沖縄 2009年4月
2009年4月初旬、沖縄本島を旅行した。
 沖縄に単身赴任している友人がいるので、 久し振りに沖縄旅行を思い立ったのが動機である。 はるばる出かけて行くのだから、友人に会うだけでなく、 ついでに登山か蝶の撮影もと考えたが、 登山はあまり食指が動く対象がなかった。 そこで目標を蝶の撮影にして、フタオチョウに出会えそうな4月上旬か6月を候補にした。
 6月は他の予定があるので、4月初旬に出かけることにし、飛行機の切符の手配を2月中に済ませた。 今回はマイレージを使ったので、直前になると希望日の便が取れなくなることが多くなるからだ。

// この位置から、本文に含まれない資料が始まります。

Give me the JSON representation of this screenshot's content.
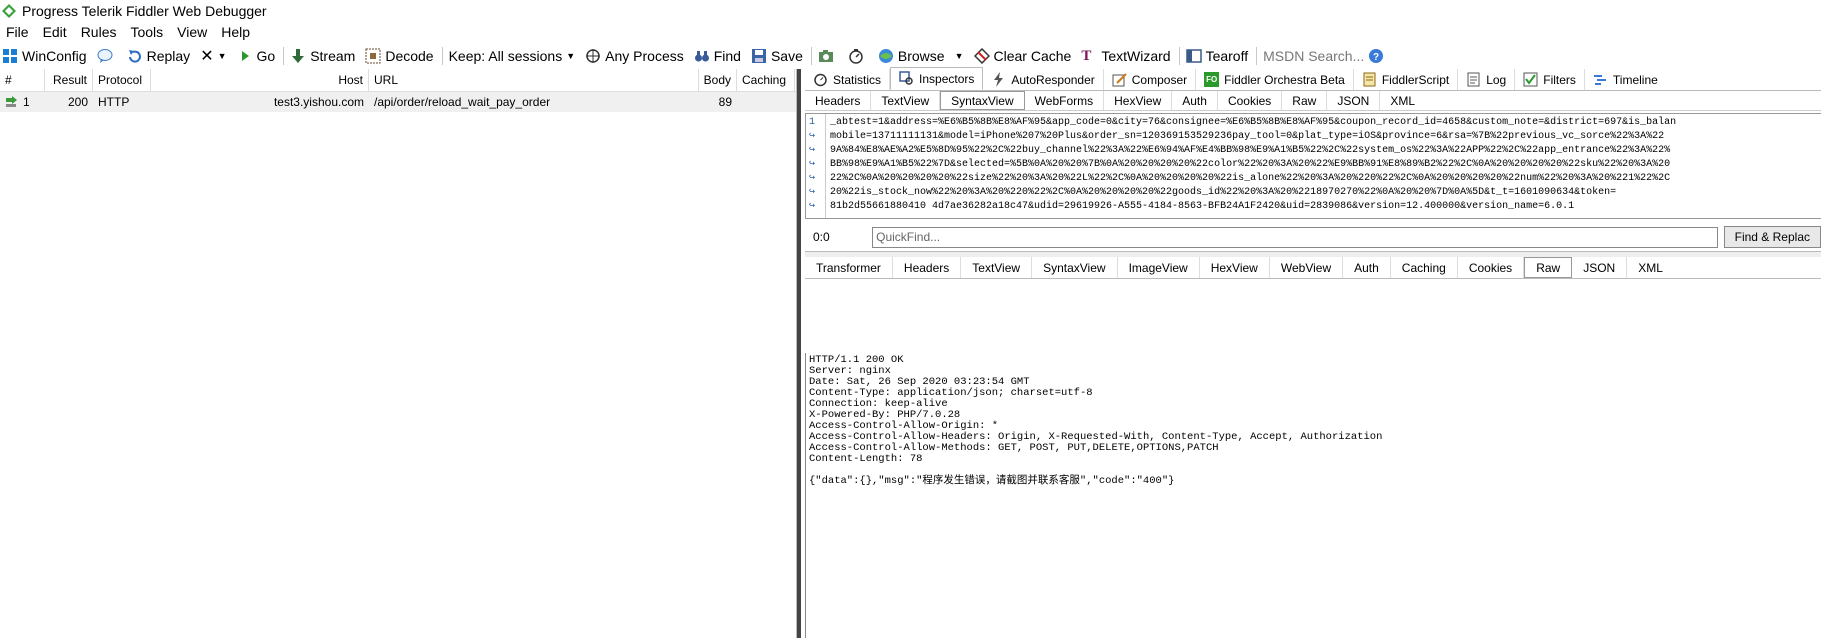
{
  "window": {
    "title": "Progress Telerik Fiddler Web Debugger"
  },
  "menu": [
    "File",
    "Edit",
    "Rules",
    "Tools",
    "View",
    "Help"
  ],
  "toolbar": {
    "winconfig": "WinConfig",
    "replay": "Replay",
    "go": "Go",
    "stream": "Stream",
    "decode": "Decode",
    "keep": "Keep: All sessions",
    "any_process": "Any Process",
    "find": "Find",
    "save": "Save",
    "browse": "Browse",
    "clear_cache": "Clear Cache",
    "textwizard": "TextWizard",
    "tearoff": "Tearoff",
    "msdn_search": "MSDN Search..."
  },
  "sessions": {
    "columns": {
      "num": "#",
      "result": "Result",
      "protocol": "Protocol",
      "host": "Host",
      "url": "URL",
      "body": "Body",
      "caching": "Caching"
    },
    "rows": [
      {
        "num": "1",
        "result": "200",
        "protocol": "HTTP",
        "host": "test3.yishou.com",
        "url": "/api/order/reload_wait_pay_order",
        "body": "89",
        "caching": ""
      }
    ]
  },
  "main_tabs": [
    "Statistics",
    "Inspectors",
    "AutoResponder",
    "Composer",
    "Fiddler Orchestra Beta",
    "FiddlerScript",
    "Log",
    "Filters",
    "Timeline"
  ],
  "request_tabs": [
    "Headers",
    "TextView",
    "SyntaxView",
    "WebForms",
    "HexView",
    "Auth",
    "Cookies",
    "Raw",
    "JSON",
    "XML"
  ],
  "request_lines": [
    "_abtest=1&address=%E6%B5%8B%E8%AF%95&app_code=0&city=76&consignee=%E6%B5%8B%E8%AF%95&coupon_record_id=4658&custom_note=&district=697&is_balan",
    "mobile=13711111131&model=iPhone%207%20Plus&order_sn=120369153529236pay_tool=0&plat_type=iOS&province=6&rsa=%7B%22previous_vc_sorce%22%3A%22",
    "9A%84%E8%AE%A2%E5%8D%95%22%2C%22buy_channel%22%3A%22%E6%94%AF%E4%BB%98%E9%A1%B5%22%2C%22system_os%22%3A%22APP%22%2C%22app_entrance%22%3A%22%",
    "BB%98%E9%A1%B5%22%7D&selected=%5B%0A%20%20%7B%0A%20%20%20%20%22color%22%20%3A%20%22%E9%BB%91%E8%89%B2%22%2C%0A%20%20%20%20%22sku%22%20%3A%20",
    "22%2C%0A%20%20%20%20%22size%22%20%3A%20%22L%22%2C%0A%20%20%20%20%22is_alone%22%20%3A%20%220%22%2C%0A%20%20%20%20%22num%22%20%3A%20%221%22%2C",
    "20%22is_stock_now%22%20%3A%20%220%22%2C%0A%20%20%20%20%22goods_id%22%20%3A%20%2218970270%22%0A%20%20%7D%0A%5D&t_t=1601090634&token=",
    "81b2d55661880410 4d7ae36282a18c47&udid=29619926-A555-4184-8563-BFB24A1F2420&uid=2839086&version=12.400000&version_name=6.0.1"
  ],
  "quickfind": {
    "position": "0:0",
    "placeholder": "QuickFind...",
    "button": "Find & Replac"
  },
  "response_tabs": [
    "Transformer",
    "Headers",
    "TextView",
    "SyntaxView",
    "ImageView",
    "HexView",
    "WebView",
    "Auth",
    "Caching",
    "Cookies",
    "Raw",
    "JSON",
    "XML"
  ],
  "response_lines": [
    "HTTP/1.1 200 OK",
    "Server: nginx",
    "Date: Sat, 26 Sep 2020 03:23:54 GMT",
    "Content-Type: application/json; charset=utf-8",
    "Connection: keep-alive",
    "X-Powered-By: PHP/7.0.28",
    "Access-Control-Allow-Origin: *",
    "Access-Control-Allow-Headers: Origin, X-Requested-With, Content-Type, Accept, Authorization",
    "Access-Control-Allow-Methods: GET, POST, PUT,DELETE,OPTIONS,PATCH",
    "Content-Length: 78"
  ],
  "response_body": "{\"data\":{},\"msg\":\"程序发生错误，请截图并联系客服\",\"code\":\"400\"}"
}
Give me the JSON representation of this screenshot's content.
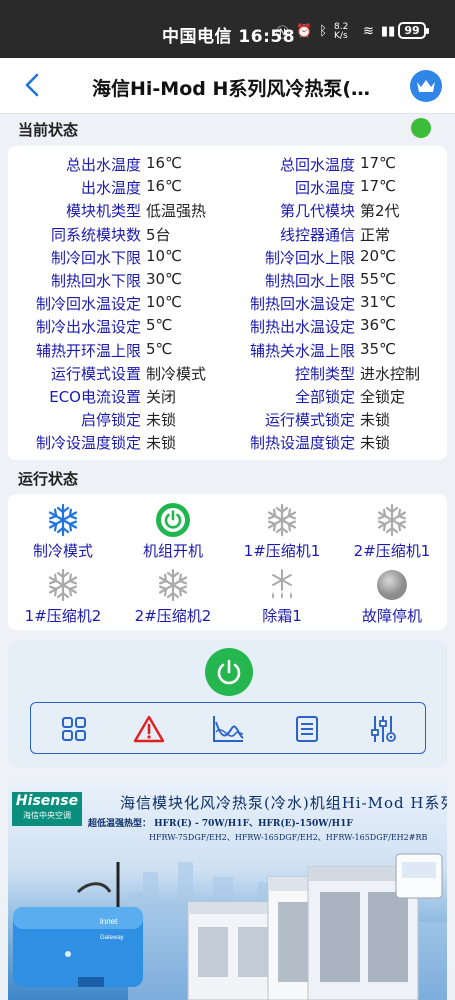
{
  "statusbar": {
    "carrier": "中国电信",
    "time": "16:58",
    "net_speed": "8.2 K/s",
    "battery": "99"
  },
  "header": {
    "title": "海信Hi-Mod H系列风冷热泵(…"
  },
  "current_status": {
    "label": "当前状态",
    "indicator_color": "#3dbb39",
    "rows": [
      {
        "l1": "总出水温度",
        "v1": "16℃",
        "l2": "总回水温度",
        "v2": "17℃"
      },
      {
        "l1": "出水温度",
        "v1": "16℃",
        "l2": "回水温度",
        "v2": "17℃"
      },
      {
        "l1": "模块机类型",
        "v1": "低温强热",
        "l2": "第几代模块",
        "v2": "第2代"
      },
      {
        "l1": "同系统模块数",
        "v1": "5台",
        "l2": "线控器通信",
        "v2": "正常"
      },
      {
        "l1": "制冷回水下限",
        "v1": "10℃",
        "l2": "制冷回水上限",
        "v2": "20℃"
      },
      {
        "l1": "制热回水下限",
        "v1": "30℃",
        "l2": "制热回水上限",
        "v2": "55℃"
      },
      {
        "l1": "制冷回水温设定",
        "v1": "10℃",
        "l2": "制热回水温设定",
        "v2": "31℃"
      },
      {
        "l1": "制冷出水温设定",
        "v1": "5℃",
        "l2": "制热出水温设定",
        "v2": "36℃"
      },
      {
        "l1": "辅热开环温上限",
        "v1": "5℃",
        "l2": "辅热关水温上限",
        "v2": "35℃"
      },
      {
        "l1": "运行模式设置",
        "v1": "制冷模式",
        "l2": "控制类型",
        "v2": "进水控制"
      },
      {
        "l1": "ECO电流设置",
        "v1": "关闭",
        "l2": "全部锁定",
        "v2": "全锁定"
      },
      {
        "l1": "启停锁定",
        "v1": "未锁",
        "l2": "运行模式锁定",
        "v2": "未锁"
      },
      {
        "l1": "制冷设温度锁定",
        "v1": "未锁",
        "l2": "制热设温度锁定",
        "v2": "未锁"
      }
    ]
  },
  "run_status": {
    "label": "运行状态",
    "items": [
      {
        "label": "制冷模式",
        "icon": "snowflake-icon",
        "state": "active-blue"
      },
      {
        "label": "机组开机",
        "icon": "power-icon",
        "state": "active-green"
      },
      {
        "label": "1#压缩机1",
        "icon": "snowflake-icon",
        "state": "inactive"
      },
      {
        "label": "2#压缩机1",
        "icon": "snowflake-icon",
        "state": "inactive"
      },
      {
        "label": "1#压缩机2",
        "icon": "snowflake-icon",
        "state": "inactive"
      },
      {
        "label": "2#压缩机2",
        "icon": "snowflake-icon",
        "state": "inactive"
      },
      {
        "label": "除霜1",
        "icon": "defrost-icon",
        "state": "inactive"
      },
      {
        "label": "故障停机",
        "icon": "fault-dot-icon",
        "state": "inactive"
      }
    ]
  },
  "controls": {
    "power_color": "#26b650",
    "tools": [
      "grid-icon",
      "warning-icon",
      "chart-icon",
      "list-icon",
      "sliders-icon"
    ]
  },
  "banner": {
    "brand": "Hisense",
    "brand_sub": "海信中央空调",
    "title": "海信模块化风冷热泵(冷水)机组Hi-Mod H系列",
    "sub1": "超低温强热型： HFR(E) - 70W/H1F、HFR(E)-150W/H1F",
    "sub2": "HFRW-75DGF/EH2、HFRW-165DGF/EH2、HFRW-165DGF/EH2#RB"
  }
}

 羽田からの往復の便を確保したのち、沖縄本島中部の名護市に3泊して付近の数箇所を回る計画を立てた。 だが、結果的には、フタオチョウは見られず仕舞いだった。 滞在中の天気があまり良くなく、全体に気温が低かったのが一因のようだったが、 それだけの理由だったのかどうかはわからない。 フタオチョウ以外では、何種類かの蝶の撮影ができたので、そのうちのいくつかを紹介する。
 撮影は主にPENTAX K10DとDFAマクロ100mmF2.8レンズで行った。



沖縄を訪れるのは、学生時代以来のことである。
 探検部の仲間と西表島に出かけたのが1967年の夏と1968年春。 今回の沖縄が約40年ぶりとあれば、 どうしても1967年当時のことを思い返しながらの旅になってしまう。
 1967年といえば沖縄返還前であるから、 身分証明書というパスポートのようなものを持って渡航したものである。 その身分証明書の表紙がこの写真である。 表紙をめくると、ページ1に顔写真が貼ってあり、内閣総理大臣佐藤榮作の印が押されている。 翌1968年の時の身分証明書と見比べてみると、 表紙のデザインは変わっていないのに、 どういうわけか中身が違っている。 顔写真を貼るページがページ1からページ2に移動し、 証明書の文章が縦書きから横書きに変わっている。 ページ3は説明事項となっているが、1968年のものは白紙になっている。 ページ5には、外貨(米ドル)購入記録が銀行によって記載されている。 1ドルが360円の固定相場制の時代だった。
 そして、予防接種証明書別名イエローカードと言われるものも用意する必要があった。 下の写真が東京都発行の予防接種証明書である。 中を開くと、麹町にあった保健所で予防接種を受けたことがわかる。 まだ天然痘の撲滅宣言前のことである。
 身分証明書や予防接種、米ドル購入そしてキャンプ道具一式などの準備をしたのち、 大きなキスリングを背負って東京を出発。 沖縄までの長い旅が始まる。 まず列車で神戸に行き、神戸港から船で那覇に向い、 さらに船を乗り継いで石垣島から西表島へと渡った。 飛行機代が高かったので、主に船での移動だった。 学生だったから時間はふんだんにあって、 時間のかかる船旅が苦になることはなかった。
 沖縄に着くと、通貨がドルで自動車は右側通行。 まだ海外に出たことがなかったが、 気分は外国にいるようなものだった。 西表島などの先島諸島は観光開発が進んでおらず、 手つかずの自然がふんだんに残っていた。 イリオモテヤマネコの発見からまだ間もないころのことである。 反面、道路などの社会基盤の整備は進んでなく、 住んでいる人たちの生活は、とても豊かとは言えなかった。
 それから40年以上が経った。 本島には高速道路が延び、 あちこちでリゾート開発が進んで、表面上はずいぶんと変わってしまった。 しかし亜熱帯の島であることに変わりはないので、 町を歩いていても、山の中の中に入っても、 東南アジアの国々となにか共通する雰囲気を感じるのは昔と同じである。

 今回滞在した名護市は初めて訪れた町で、 市街地は予想より大きかった。 滞在したホテルは街の中心部にあるので、 にぎやかな街を想像して周辺を歩いてみたら、 期待はすぐに裏切られた。 シャッターを下ろしたままの商店が目につき、 人通りがまばらなのである。 買い物客は駐車場のある郊外の大型店に集まるという、 他の地方都市と同様の現象が起きているようだ。 歩いていて、偶然聞こえてきたた地元商店の人達の会話の中に、 「お客さんは駐車場を求めているから。。。」 という言葉が耳に残っている。 このまま、中心部がどんどん寂れていって、 固有の地方色が失われるとすれば残念なことだ。